SA Bugzilla – Bug 6123
Add "tflags exponential" to allow increasing score for multiple hits
Last modified: 2019-07-30 09:22:21 UTC
"tflags multiple" is very useful, but it would be nice to be able to add a greater penalty the more times a given match is repeated. I suggest "tflags exponential" as a variant of "tflags multiple". Setting this flag would cause the overall score to be changed by (rule_score * rule_hits_so_far), as opposed to (rule_score * 1) as for the basic "multiple" scoring. (I know it's not truly exponential scoring...)
In that case I would suggest calling it tflag multiply, not tflag exponential. Personally, I don't think it's a outright bad idea, but I don't see a whole lot of value in it. Perhaps I just need some examples of how it's really useful. In my thinking, it might be useful for implementing rules with small scores that don't hurt nonspam, but add up enough to mean something with repeated hits. However I just can't think of an example where the spread of hit count would be sufficiently large. ie: I can think of cases where spam might have 3 matches, and nonspam only 1, but that's not really a big enough spread. IMO, you'd need something with close to a factor of 10 difference between the typical nonspam hits and typical spam hits. Do you have some example ideas for rules, and spam messages that this would affect? I ask largely because it's my impression that while implementing this would not horribly difficult, it also would not be trivial. However implementing support for it in the perceptron so it can be used in the base ruleset would be down right complicated. It should also be noted that has been suggested numerous times in the past, and nobody's presented a decent case to convince someone to implement it yet.
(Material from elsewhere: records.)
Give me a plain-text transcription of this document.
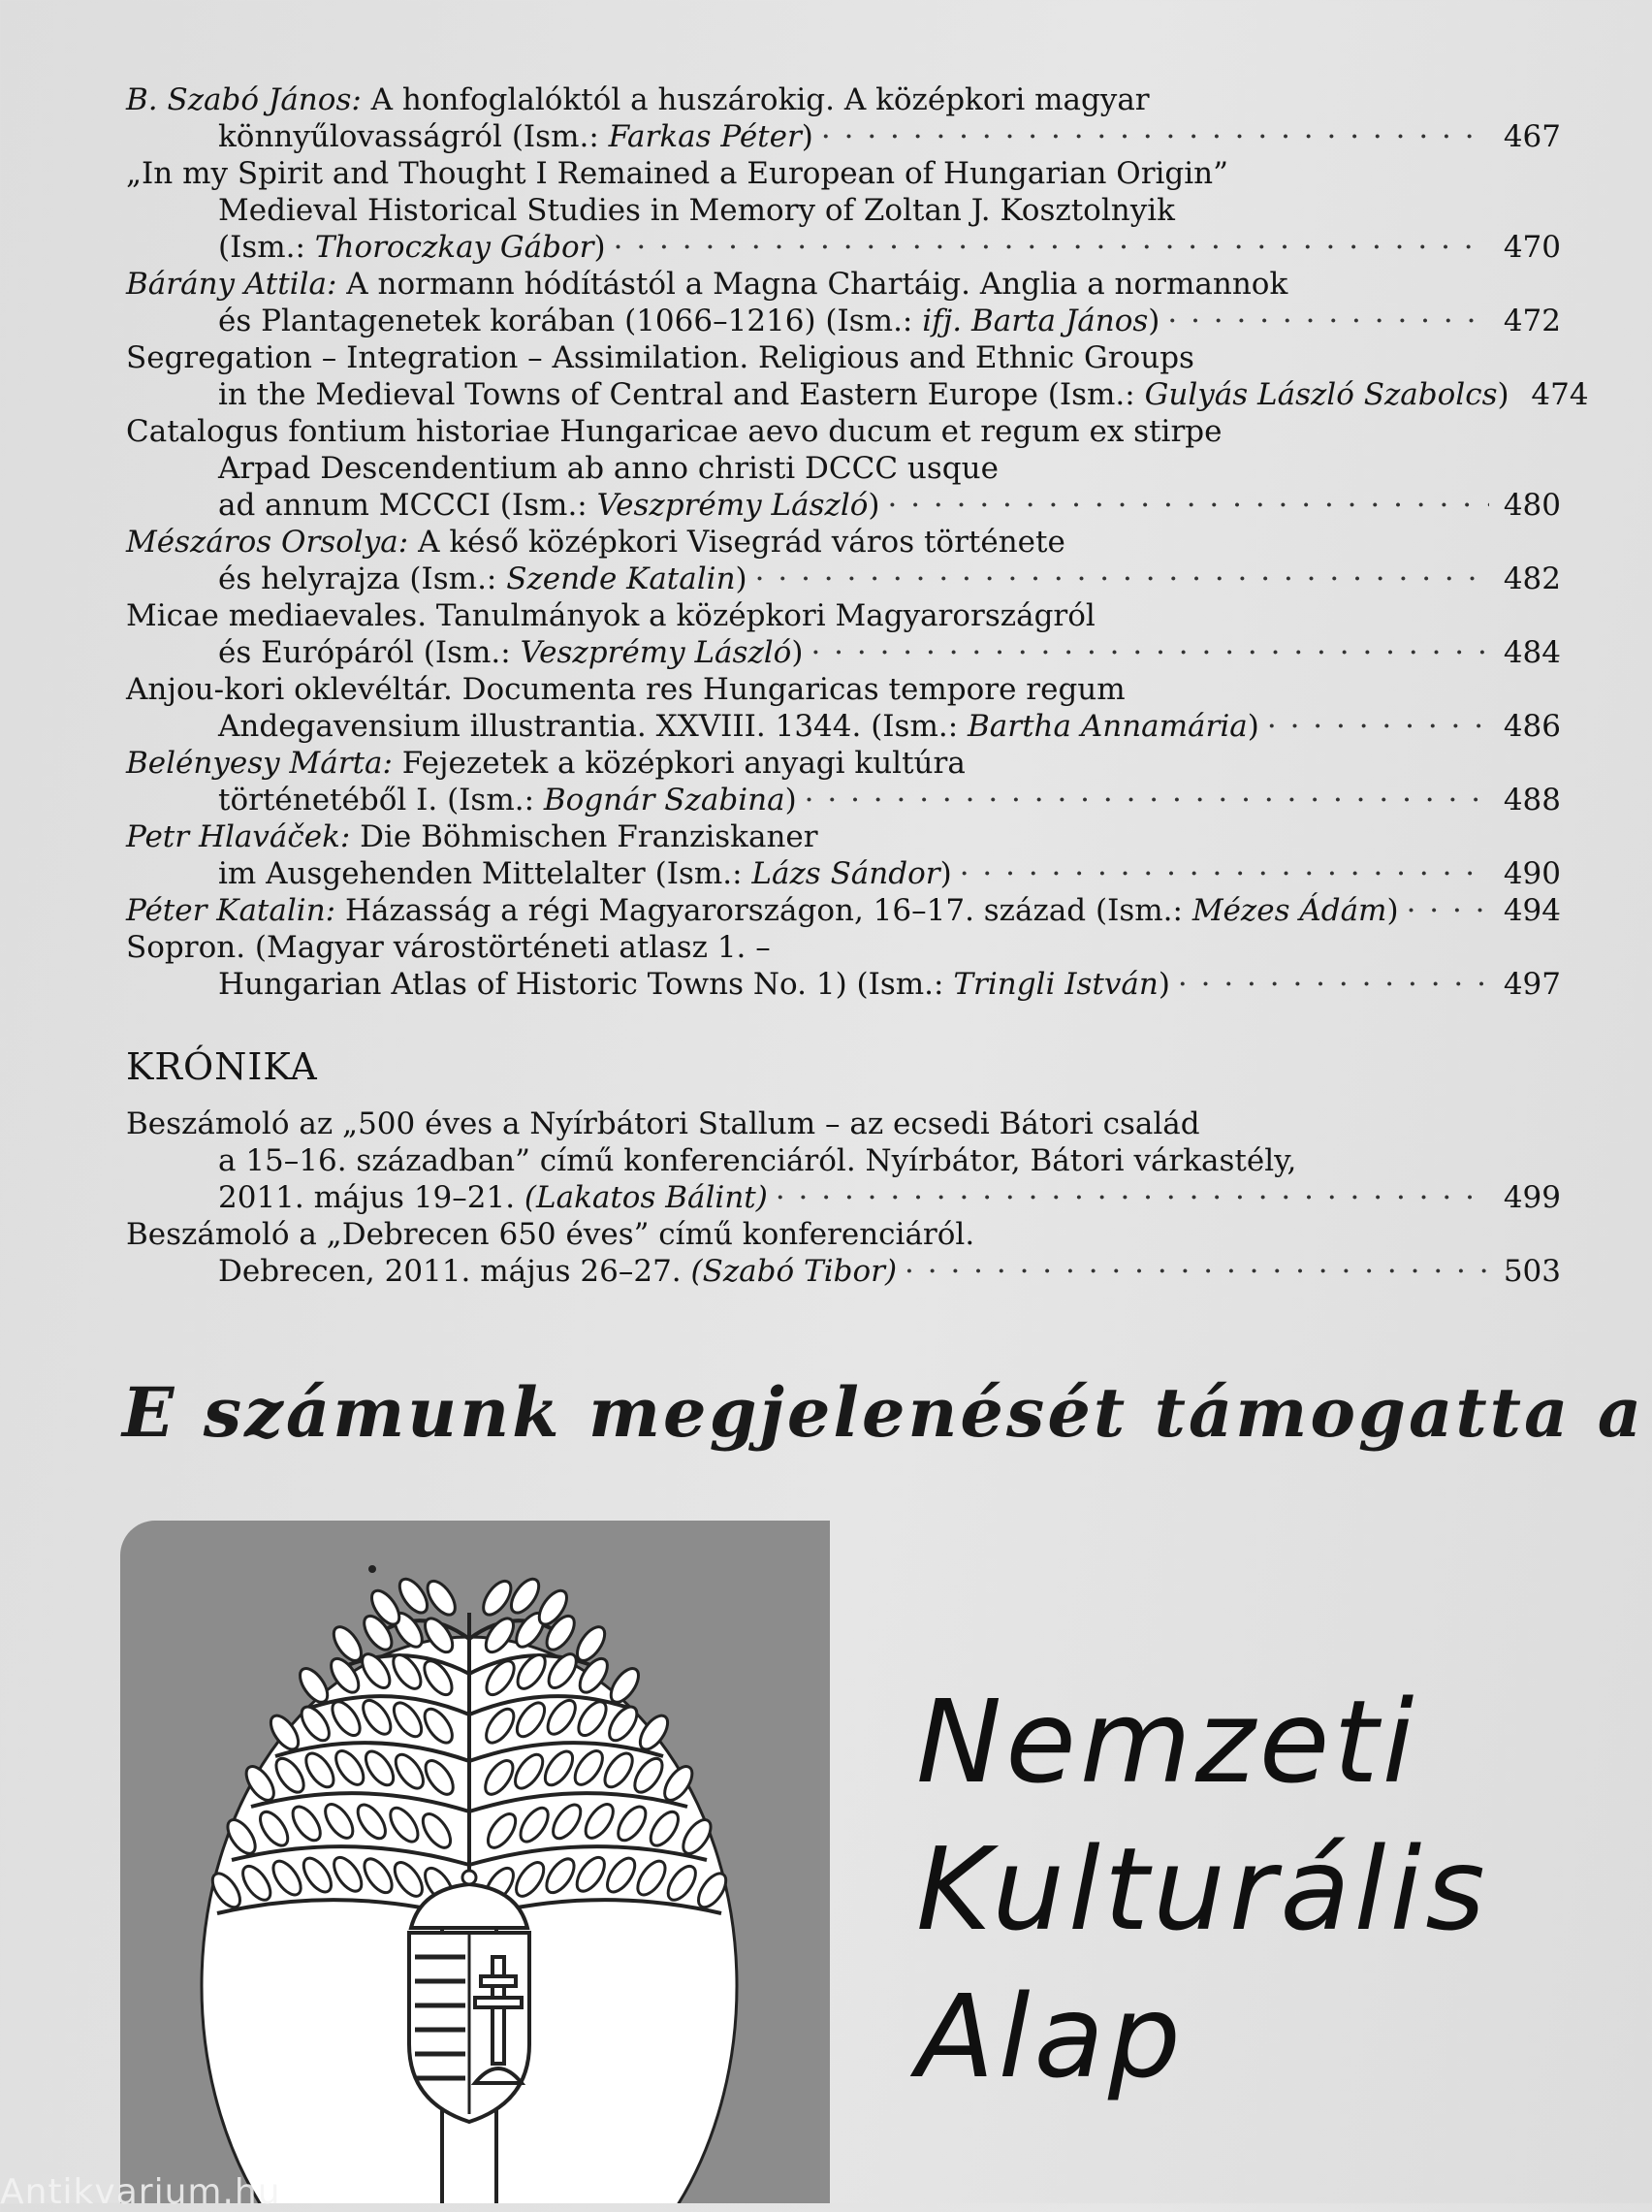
B. Szabó János: A honfoglalóktól a huszárokig. A középkori magyar
könnyűlovasságról (Ism.: Farkas Péter) · · ·	467
„In my Spirit and Thought I Remained a European of Hungarian Origin”
Medieval Historical Studies in Memory of Zoltan J. Kosztolnyik
(Ism.: Thoroczkay Gábor) · · ·	470
Bárány Attila: A normann hódítástól a Magna Chartáig. Anglia a normannok
és Plantagenetek korában (1066–1216) (Ism.: ifj. Barta János) · · ·	472
Segregation – Integration – Assimilation. Religious and Ethnic Groups
in the Medieval Towns of Central and Eastern Europe (Ism.: Gulyás László Szabolcs) 474
Catalogus fontium historiae Hungaricae aevo ducum et regum ex stirpe
Arpad Descendentium ab anno christi DCCC usque
ad annum MCCCI (Ism.: Veszprémy László) · · ·	480
Mészáros Orsolya: A késő középkori Visegrád város története
és helyrajza (Ism.: Szende Katalin) · · ·	482
Micae mediaevales. Tanulmányok a középkori Magyarországról
és Európáról (Ism.: Veszprémy László) · · ·	484
Anjou-kori oklevéltár. Documenta res Hungaricas tempore regum
Andegavensium illustrantia. XXVIII. 1344. (Ism.: Bartha Annamária) · · ·	486
Belényesy Márta: Fejezetek a középkori anyagi kultúra
történetéből I. (Ism.: Bognár Szabina) · · ·	488
Petr Hlaváček: Die Böhmischen Franziskaner
im Ausgehenden Mittelalter (Ism.: Lázs Sándor) · · ·	490
Péter Katalin: Házasság a régi Magyarországon, 16–17. század (Ism.: Mézes Ádám) · · ·	494
Sopron. (Magyar várostörténeti atlasz 1. –
Hungarian Atlas of Historic Towns No. 1) (Ism.: Tringli István) · · ·	497
KRÓNIKA
Beszámoló az „500 éves a Nyírbátori Stallum – az ecsedi Bátori család
a 15–16. században” című konferenciáról. Nyírbátor, Bátori várkastély,
2011. május 19–21. (Lakatos Bálint) · · ·	499
Beszámoló a „Debrecen 650 éves” című konferenciáról.
Debrecen, 2011. május 26–27. (Szabó Tibor) · · ·	503
E számunk megjelenését támogatta a
Nemzeti
Kulturális
Alap
Antikvarium.hu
That's not to say it's a bad idea, but it's one that clearly needs a reason, not just a simple "this would be useful".
While this probably can be useful in some cases, it makes it really easy for the user to shoot his own foot. The problem is with carefully evaluating how many hits can be considered ok-ish, and where to raise the score beyond all thresholds -- and to craft scores matching that. If this would be implemented, I guess I'd prefer something like the procmail weighted scoring technique, which would cover this -- as well as the currently existing ones as special cases x=0 (plain rule) and x=1 (tflags multiple). More of a gut feeling, though, didn't think it through properly yet. ;) As for the name, tflags multiply is a no-go IMHO. This needs some better distinction from multiple than a single char change. Matt, can you point us at a previous discussion? On list, or bugzilla? Anyway, regarding the challenge to come up with an example, the following flexible and easy to grok rules' stub is about what you need to beat. Doesn't it pretty much do what you intend? tflags __FOO multiple meta FOO ( __FOO ) score FOO 0.2 meta FOO_4 ( __FOO >= 4 ) score FOO_4 1.0 meta FOO_8 ( __FOO >= 8 ) score FOO_8 2.5
I think we've implemented similar features in the past using eval rules, btw. It'd be easy to do it with an eval-rule plugin, too. But Karsten's 'tflags multiple' rules are even easier to understand...
The example I have in mind is "fill in the form" stuff in frauds and phishes. The more name/address/phone/gender/whatever blanks the spam has for the victim to fill in, the more points I'd like to assign. 6-8 blanks should score much higher than 1 or 2. Karsten's metas are certainly a workaround, but to my mind it'd be a lot easier to say: SCORE 0.15 TFLAGS exponential than figure out a set of metarules. This would also keep the total number of rules down. I hadn't intended this to be used very often, or to be incorporated into the perceptron. I also thought implementation would be pretty easy; I'll poke around and see if that is indeed the case.
Granted, this could result in shorter and more concise rules. A problem I see, however, is the potentially indefinite growth. Next thing that will be requested is a per rule tflags exponential_max_score with a value, to prevent the rule from single-handedly pushing the score above some high cut-off threshold. Like it has been often requested for FuzzyOCR. Yes, this also applies to tflags multiple, to a lesser extent. ;) Which seems to exclusively be used in a counting fashion like my example above, rather than in a real multiple scoring fashion. At least I don't recall ever seeing it, since the backhair rule-set. (Which, frankly, was almost as unsightly to watch in the status and report header as what it targeted. ;)
This can easily be done in a plugin, in fact I had the code half written when Firefox decided it didn't want to play well with others and now I'm too busy to re-write. I think it would be better to just promote that method for folks and put it up on the wiki. All the tools are there, its just a matter of someone putting it together. FYI, my solution did not involve tflags.
Closing old stale bug. I see no reason to bloat code for rare cases which can simply be handled with metas.